La difficoltà di utilizzare un modello unico di riferimento
Chiarito il modello fisico dell’accelerazione, bisogna ripartire da questa definizione:
Il calcio è uno sport intermittente caratterizzato da grandi quantità di azioni a bassa intensità intervallate da frequenti azioni ad alta intensità.
Le analisi del movimento temporale di questo sport sono state ampiamente utilizzate per valutarne l’intensità e per quantificare il carico fisico sia degli allenamenti che delle partite. Queste analisi, tipicamente, inquadrano determinate categorie locomotorie come:
- Camminare;
- Fare jogging;
- Correre e sprintare.
Inoltre, sono basate sulla distanza percorsa o sul tempo trascorso all’interno di determinate soglie di velocità di marcia.

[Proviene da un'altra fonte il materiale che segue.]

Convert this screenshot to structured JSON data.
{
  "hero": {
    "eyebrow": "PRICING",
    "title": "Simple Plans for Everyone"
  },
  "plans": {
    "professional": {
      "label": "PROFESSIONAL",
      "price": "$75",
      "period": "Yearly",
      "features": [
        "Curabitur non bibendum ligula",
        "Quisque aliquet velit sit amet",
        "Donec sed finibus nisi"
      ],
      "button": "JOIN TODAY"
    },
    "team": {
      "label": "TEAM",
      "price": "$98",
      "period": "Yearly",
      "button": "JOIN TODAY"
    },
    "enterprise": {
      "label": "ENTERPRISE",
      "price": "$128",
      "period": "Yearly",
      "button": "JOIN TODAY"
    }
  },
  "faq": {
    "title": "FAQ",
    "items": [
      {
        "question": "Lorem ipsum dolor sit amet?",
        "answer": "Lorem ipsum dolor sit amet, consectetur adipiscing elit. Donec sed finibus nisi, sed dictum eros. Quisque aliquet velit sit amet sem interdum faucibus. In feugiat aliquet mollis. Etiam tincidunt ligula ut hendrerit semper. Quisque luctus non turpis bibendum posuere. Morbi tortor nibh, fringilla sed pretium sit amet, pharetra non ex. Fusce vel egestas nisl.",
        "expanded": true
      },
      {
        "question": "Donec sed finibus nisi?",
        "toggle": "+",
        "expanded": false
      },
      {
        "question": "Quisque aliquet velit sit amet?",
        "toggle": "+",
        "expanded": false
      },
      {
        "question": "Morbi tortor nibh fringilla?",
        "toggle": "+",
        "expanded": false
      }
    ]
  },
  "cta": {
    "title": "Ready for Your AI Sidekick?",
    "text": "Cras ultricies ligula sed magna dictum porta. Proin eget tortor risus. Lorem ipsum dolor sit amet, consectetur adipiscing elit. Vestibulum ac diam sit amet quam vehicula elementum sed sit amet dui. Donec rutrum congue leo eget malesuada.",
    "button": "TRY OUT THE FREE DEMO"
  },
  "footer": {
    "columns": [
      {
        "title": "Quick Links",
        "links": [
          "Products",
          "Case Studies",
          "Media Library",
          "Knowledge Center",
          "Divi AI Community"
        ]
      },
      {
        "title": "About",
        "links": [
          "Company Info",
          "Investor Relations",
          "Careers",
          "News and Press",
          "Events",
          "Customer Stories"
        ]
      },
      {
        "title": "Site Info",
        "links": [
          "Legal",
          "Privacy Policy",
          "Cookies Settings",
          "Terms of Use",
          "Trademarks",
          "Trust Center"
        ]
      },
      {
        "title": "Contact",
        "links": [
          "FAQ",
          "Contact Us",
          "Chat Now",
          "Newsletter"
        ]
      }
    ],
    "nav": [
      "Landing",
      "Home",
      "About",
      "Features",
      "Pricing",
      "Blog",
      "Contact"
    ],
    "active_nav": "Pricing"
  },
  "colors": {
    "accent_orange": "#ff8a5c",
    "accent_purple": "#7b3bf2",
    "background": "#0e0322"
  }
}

Tuttavia, a causa della diversa ed arbitraria categorizzazione, sia delle varie attività locomotorie, sia nella diversa scelta dei mezzi di valutazione delle medesime gli studi hanno evidenziato notevoli limitazioni nella stima del carico di lavoro.
Inoltre, a queste difformità, si aggiungono la presenza degli errori insiti dei mezzi impiegati per monitorare l’attività.
Di conseguenza, quantificare le accelerazioni nel calcio risulta davvero problematico (Dalen. T. 2017, Sweeting. A. J, et al., 2017;Vigh-Larsen J. F, et al., 2017; Varley. M. C, et al., 2017; Sonderegger. K, et al., 2016; Buchheit. M, et al., 2014). Però, cercheremo di dare delle risposte a questo importante aspetto.
Perché monitorare le accelerazioni nel calcio?
Sappiamo che raggiungere una velocità elevata su una breve distanza risulta vitale per le prestazioni di successo in molti di sport di squadra, come ad esempio nel football americano, nel rugby e nel calcio (Styles. W. J, et al., 2016; Lockie. R. G, et al., 2012).
Inoltre, alcuni autori hanno sottolineato l’importanza di monitorare la decelerazione e l’accelerazione nel calcio, come in tutti gli sport di squadra intermittenti, al fine di ottenere un quadro più realistico del carico fisico (Ingebrigtsen. J, et al., 2015).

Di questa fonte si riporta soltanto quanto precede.